Tomic hires famous lawyer to fight fines
Bernard Tomic earned more than $106,000 last week for reaching the fourth round of the Australian Open — and soon will have earned more than $1 million in career prize money — so it might have appeared paying about $600 in traffic fines shouldn't have been too much of a problem.
But the rising Australian tennis star is taking the fines very seriously.
First there was a tense standoff with police at his home over the matter on Thursday, and Friday it emerged he has hired a high-powered lawyer to defend him, the Gold Coast Bulletin reported.
The 19-year-old was involved in a standoff with police after they tried to pull him over for alleged traffic offenses in his $150,000 orange BMW sports car.
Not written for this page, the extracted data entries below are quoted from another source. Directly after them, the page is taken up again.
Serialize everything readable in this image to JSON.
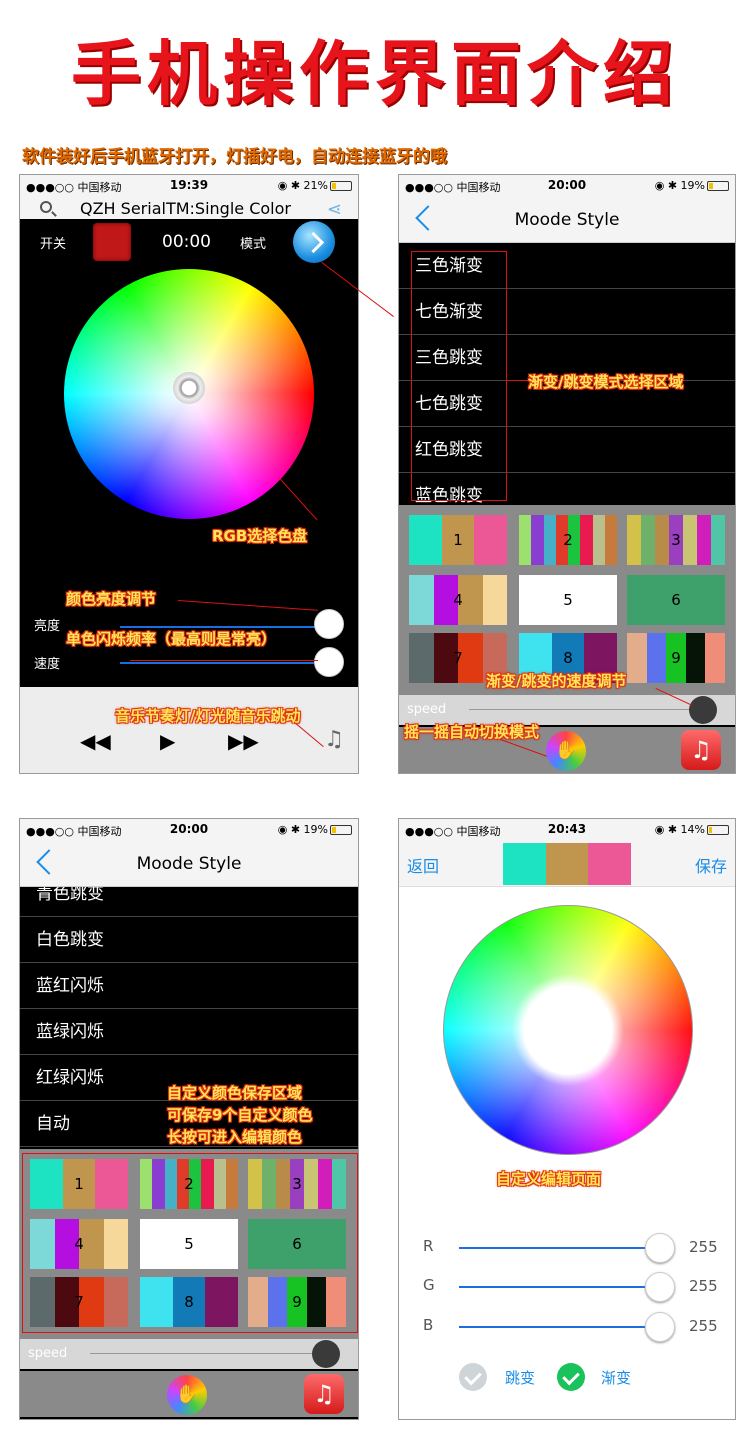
{
  "title": "手机操作界面介绍",
  "intro": "软件装好后手机蓝牙打开，灯插好电，自动连接蓝牙的哦",
  "phone1": {
    "status": {
      "carrier": "●●●○○ 中国移动 ",
      "time": "19:39",
      "right": "◉ ✱ 21%",
      "battery_level": 0.21
    },
    "header_title": "QZH SerialTM:Single Color",
    "switch_label": "开关",
    "timer": "00:00",
    "mode_label": "模式",
    "brightness_label": "亮度",
    "speed_label": "速度",
    "player": {
      "prev": "◀◀",
      "play": "▶",
      "next": "▶▶",
      "music_list": "♫"
    }
  },
  "phone2": {
    "status": {
      "carrier": "●●●○○ 中国移动 ",
      "time": "20:00",
      "right": "◉ ✱ 19%",
      "battery_level": 0.19
    },
    "nav_title": "Moode Style",
    "modes": [
      "三色渐变",
      "七色渐变",
      "三色跳变",
      "七色跳变",
      "红色跳变",
      "蓝色跳变"
    ],
    "speed_label": "speed"
  },
  "phone3": {
    "status": {
      "carrier": "●●●○○ 中国移动 ",
      "time": "20:00",
      "right": "◉ ✱ 19%",
      "battery_level": 0.19
    },
    "nav_title": "Moode Style",
    "modes": [
      "青色跳变",
      "白色跳变",
      "蓝红闪烁",
      "蓝绿闪烁",
      "红绿闪烁",
      "自动"
    ],
    "speed_label": "speed"
  },
  "phone4": {
    "status": {
      "carrier": "●●●○○ 中国移动 ",
      "time": "20:43",
      "right": "◉ ✱ 14%",
      "battery_level": 0.14
    },
    "back": "返回",
    "save": "保存",
    "preview_colors": [
      "#1de3c3",
      "#c0954e",
      "#ec5895"
    ],
    "channels": [
      {
        "name": "R",
        "value": "255"
      },
      {
        "name": "G",
        "value": "255"
      },
      {
        "name": "B",
        "value": "255"
      }
    ],
    "options": {
      "jump": "跳变",
      "fade": "渐变"
    }
  },
  "swatches": [
    {
      "num": "1",
      "colors": [
        "#1de3c3",
        "#c0954e",
        "#ec5895"
      ]
    },
    {
      "num": "2",
      "colors": [
        "#9ce06d",
        "#8a3ed1",
        "#46b0c7",
        "#e03a2a",
        "#1ac43e",
        "#e81a4f",
        "#b9c08d",
        "#c67a3c"
      ]
    },
    {
      "num": "3",
      "colors": [
        "#d3c24a",
        "#6fb06a",
        "#b98b49",
        "#9a3fbf",
        "#c8c474",
        "#d11db9",
        "#4fc6a5"
      ]
    },
    {
      "num": "4",
      "colors": [
        "#7dd8d8",
        "#b40ee0",
        "#c0954e",
        "#f6d89a"
      ]
    },
    {
      "num": "5",
      "colors": [
        "#ffffff"
      ]
    },
    {
      "num": "6",
      "colors": [
        "#3ea06a"
      ]
    },
    {
      "num": "7",
      "colors": [
        "#5d6a6b",
        "#4d0910",
        "#e03a12",
        "#c86a5b"
      ]
    },
    {
      "num": "8",
      "colors": [
        "#3ee3ef",
        "#137ab8",
        "#7d1560"
      ]
    },
    {
      "num": "9",
      "colors": [
        "#e3ad8c",
        "#5b72ec",
        "#17c223",
        "#051407",
        "#f08d79"
      ]
    }
  ],
  "annotations": {
    "wheel": "RGB选择色盘",
    "brightness": "颜色亮度调节",
    "flash": "单色闪烁频率（最高则是常亮）",
    "music": "音乐节奏灯/灯光随音乐跳动",
    "mode_area": "渐变/跳变模式选择区域",
    "speed": "渐变/跳变的速度调节",
    "shake": "摇一摇自动切换模式",
    "custom1": "自定义颜色保存区域",
    "custom2": "可保存9个自定义颜色",
    "custom3": "长按可进入编辑颜色",
    "edit_page": "自定义编辑页面"
  },
  "colors": {
    "accent": "#1a8ce6",
    "annotation_text": "#ffe55a",
    "annotation_outline": "#e2340e",
    "title": "#e8141b"
  }
}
The Wimbledon quarterfinalist only has a provisional driver's license — called a P-plate — but was given an exemption that allows him to drive the high-powered car to and from his Gold Coast training base on Australia's east coast.
Thursday's standoff developed after Tomic came to the attention of police twice in one day. Police confirmed they issued him with two fines of about $300 each for driving a high-powered vehicle in breach of his license exemption, suggesting they believed Tomic had strayed beyond his agreed use of the sports car.
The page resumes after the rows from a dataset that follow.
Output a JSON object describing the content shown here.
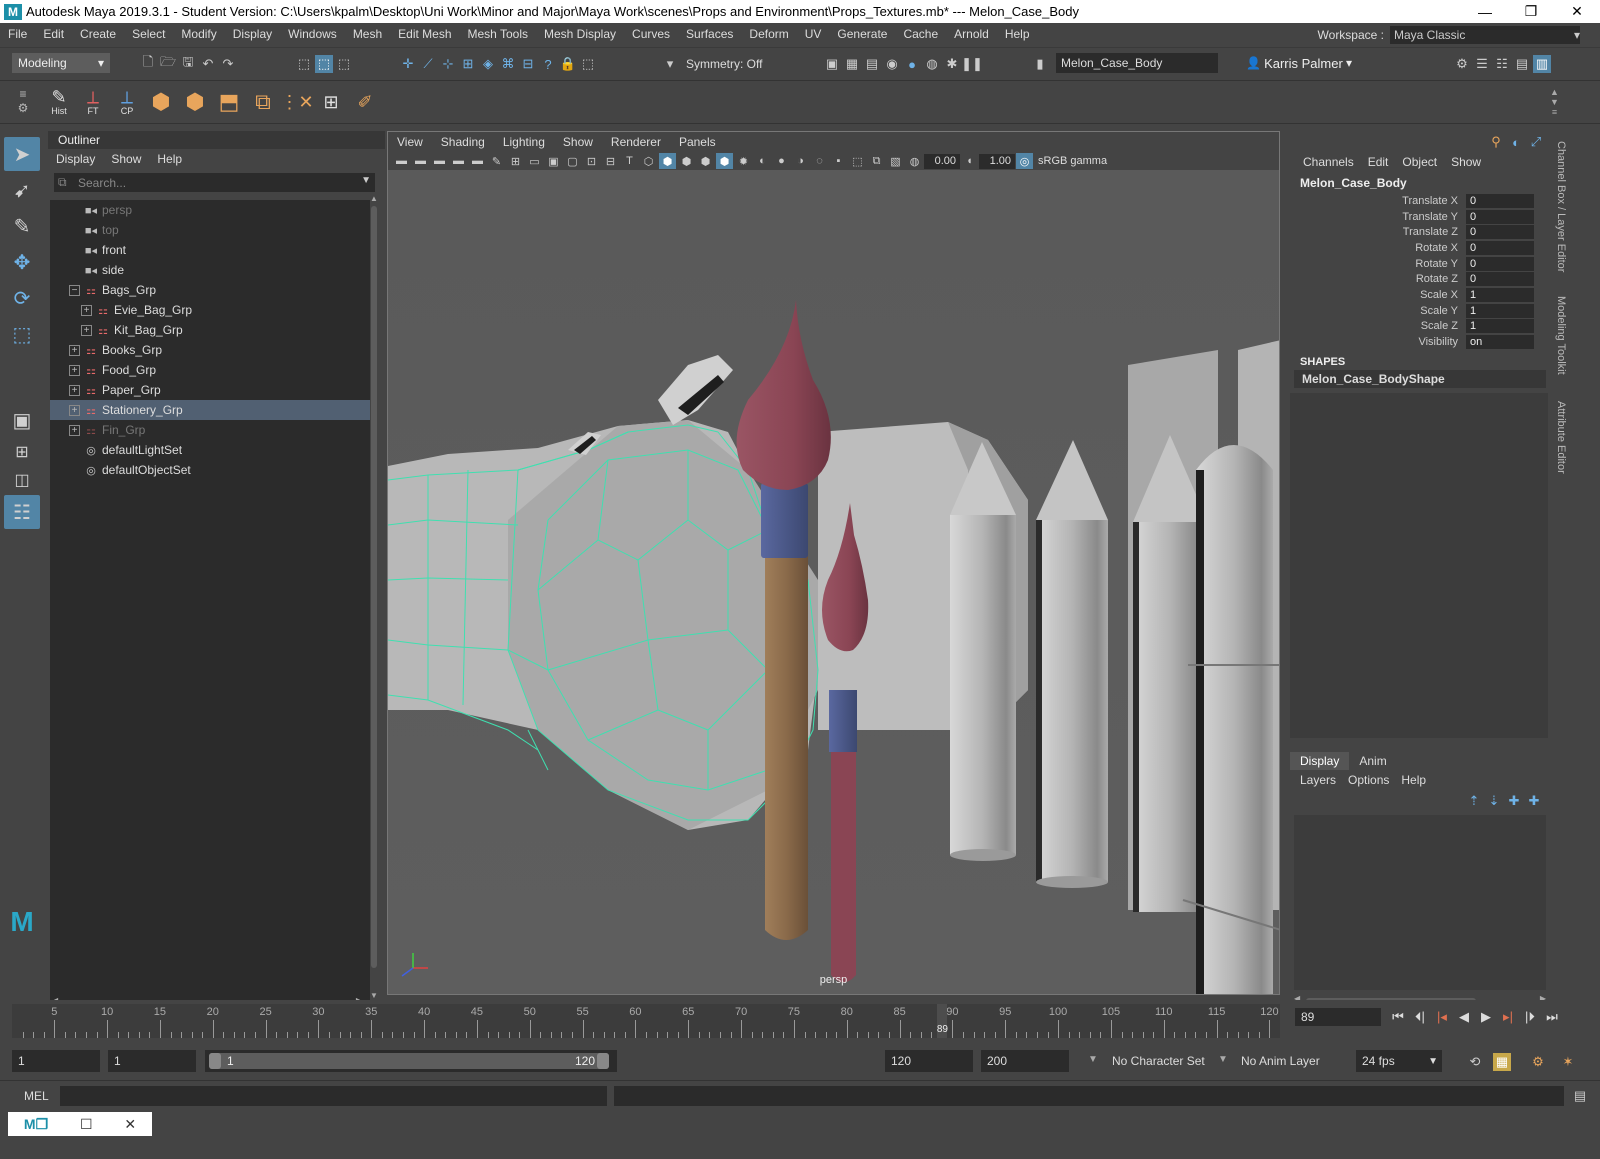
{
  "window": {
    "title": "Autodesk Maya 2019.3.1 - Student Version: C:\\Users\\kpalm\\Desktop\\Uni Work\\Minor and Major\\Maya Work\\scenes\\Props and Environment\\Props_Textures.mb*   ---   Melon_Case_Body",
    "logo": "M",
    "controls": [
      "—",
      "❐",
      "✕"
    ]
  },
  "menubar": {
    "items": [
      "File",
      "Edit",
      "Create",
      "Select",
      "Modify",
      "Display",
      "Windows",
      "Mesh",
      "Edit Mesh",
      "Mesh Tools",
      "Mesh Display",
      "Curves",
      "Surfaces",
      "Deform",
      "UV",
      "Generate",
      "Cache",
      "Arnold",
      "Help"
    ],
    "workspace_label": "Workspace :",
    "workspace_value": "Maya Classic"
  },
  "statusline": {
    "mode": "Modeling",
    "symmetry": "Symmetry: Off",
    "object_field": "Melon_Case_Body",
    "user": "Karris Palmer"
  },
  "shelf": {
    "hist": "Hist",
    "ft": "FT",
    "cp": "CP"
  },
  "outliner": {
    "title": "Outliner",
    "menu": [
      "Display",
      "Show",
      "Help"
    ],
    "search_placeholder": "Search...",
    "nodes": [
      {
        "label": "persp",
        "dim": true
      },
      {
        "label": "top",
        "dim": true
      },
      {
        "label": "front",
        "dim": false
      },
      {
        "label": "side",
        "dim": false
      },
      {
        "label": "Bags_Grp"
      },
      {
        "label": "Evie_Bag_Grp"
      },
      {
        "label": "Kit_Bag_Grp"
      },
      {
        "label": "Books_Grp"
      },
      {
        "label": "Food_Grp"
      },
      {
        "label": "Paper_Grp"
      },
      {
        "label": "Stationery_Grp"
      },
      {
        "label": "Fin_Grp"
      },
      {
        "label": "defaultLightSet"
      },
      {
        "label": "defaultObjectSet"
      }
    ]
  },
  "viewport": {
    "menu": [
      "View",
      "Shading",
      "Lighting",
      "Show",
      "Renderer",
      "Panels"
    ],
    "exposure": "0.00",
    "gamma": "1.00",
    "colorspace": "sRGB gamma",
    "camera": "persp"
  },
  "channelbox": {
    "menu": [
      "Channels",
      "Edit",
      "Object",
      "Show"
    ],
    "object": "Melon_Case_Body",
    "attributes": [
      {
        "name": "Translate X",
        "value": "0"
      },
      {
        "name": "Translate Y",
        "value": "0"
      },
      {
        "name": "Translate Z",
        "value": "0"
      },
      {
        "name": "Rotate X",
        "value": "0"
      },
      {
        "name": "Rotate Y",
        "value": "0"
      },
      {
        "name": "Rotate Z",
        "value": "0"
      },
      {
        "name": "Scale X",
        "value": "1"
      },
      {
        "name": "Scale Y",
        "value": "1"
      },
      {
        "name": "Scale Z",
        "value": "1"
      },
      {
        "name": "Visibility",
        "value": "on"
      }
    ],
    "shapes_header": "SHAPES",
    "shape": "Melon_Case_BodyShape"
  },
  "sidetabs": [
    "Channel Box / Layer Editor",
    "Modeling Toolkit",
    "Attribute Editor"
  ],
  "layereditor": {
    "tabs": [
      "Display",
      "Anim"
    ],
    "menu": [
      "Layers",
      "Options",
      "Help"
    ]
  },
  "timeslider": {
    "labels": [
      "5",
      "10",
      "15",
      "20",
      "25",
      "30",
      "35",
      "40",
      "45",
      "50",
      "55",
      "60",
      "65",
      "70",
      "75",
      "80",
      "85",
      "90",
      "95",
      "100",
      "105",
      "110",
      "115",
      "120"
    ],
    "current": "89",
    "current_frame_field": "89"
  },
  "range": {
    "start": "1",
    "anim_start": "1",
    "slider_start": "1",
    "slider_end": "120",
    "playback_end": "120",
    "anim_end": "200",
    "character_set": "No Character Set",
    "anim_layer": "No Anim Layer",
    "fps": "24 fps"
  },
  "cmdline": {
    "label": "MEL"
  },
  "colors": {
    "accent": "#5285a6",
    "wire": "#3fe0b0",
    "brush_tip": "#8a4554",
    "brush_ferrule": "#4c5a8c",
    "brush_handle": "#8a6a4a",
    "brush2_handle": "#8a4554"
  }
}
But instead of paying the fine and moving on, the teen prodigy instead hired high-profile lawyer Chris Nyst, a former special adviser to the UN investigation into human rights violations in East Timor who also has written several legal thrillers and the screenplay for the Australian Film Institute Award-winning film "Gettin' Square."
Nyst met with Tomic at his Gold Coast home Friday, before telling journalists that the teen had not done anything wrong.
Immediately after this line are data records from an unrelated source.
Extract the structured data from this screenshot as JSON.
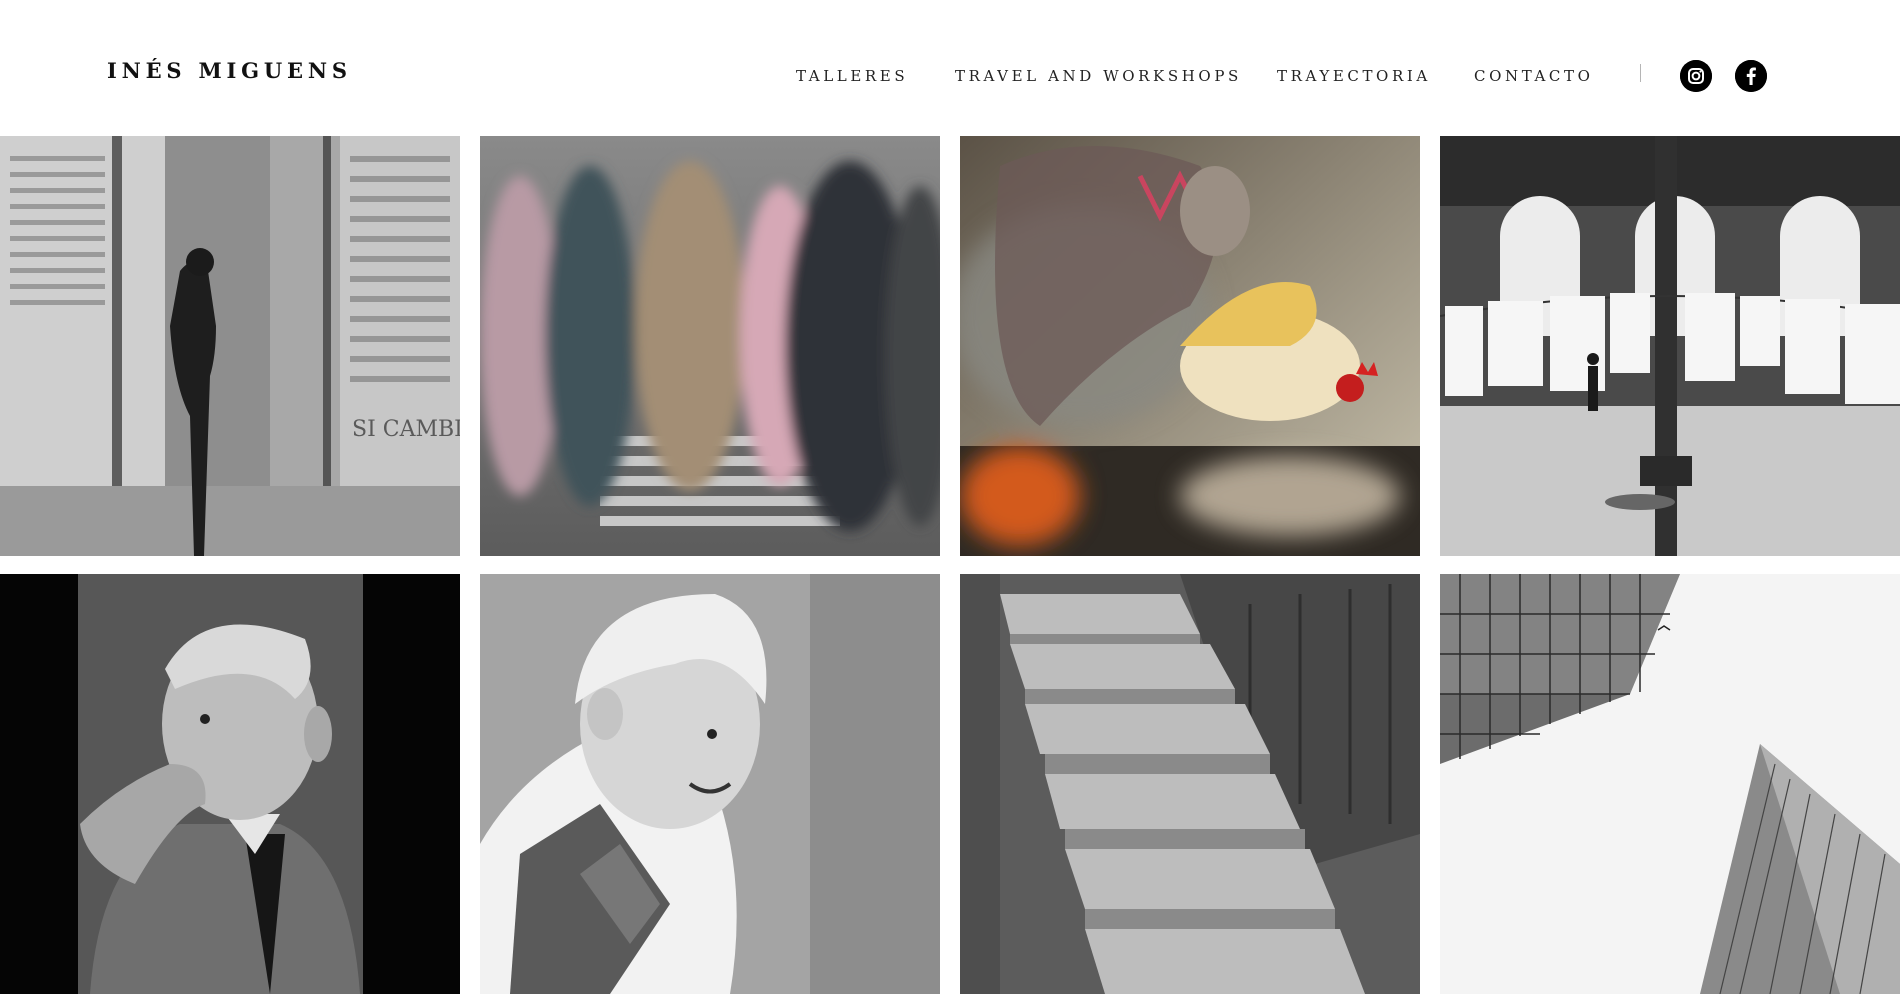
{
  "site": {
    "title": "INÉS MIGUENS"
  },
  "nav": {
    "items": [
      {
        "label": "TALLERES"
      },
      {
        "label": "TRAVEL AND WORKSHOPS"
      },
      {
        "label": "TRAYECTORIA"
      },
      {
        "label": "CONTACTO"
      }
    ]
  },
  "social": {
    "icons": [
      "instagram-icon",
      "facebook-icon"
    ]
  },
  "gallery": {
    "photos": [
      {
        "subject": "woman walking past stone columns with text",
        "watermark_text": "SI CAMBIA"
      },
      {
        "subject": "blurred pedestrians crossing street"
      },
      {
        "subject": "woman holding rooster over smoke"
      },
      {
        "subject": "laundry hanging in arched hall"
      },
      {
        "subject": "elderly man portrait"
      },
      {
        "subject": "smiling toddler in overalls"
      },
      {
        "subject": "stone steps"
      },
      {
        "subject": "skyscrapers in fog"
      }
    ]
  }
}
"There's been no suggestion, no charge, no complaint that he's been driving poorly or badly," Nyst said, adding that he and Tomic would meet with police to discuss the traffic fines.
"There's just an issue about whether he's complied with the strict terms of this P-plate license. That's a matter for interpretation and a matter that will appropriately be discussed between us and the police."
Nyst would not talk about allegations that police had "picked on" Tomic or whether the tennis star would lodge a complaint with the Queensland police Crime and Misconduct Commission about being wrongly targeted.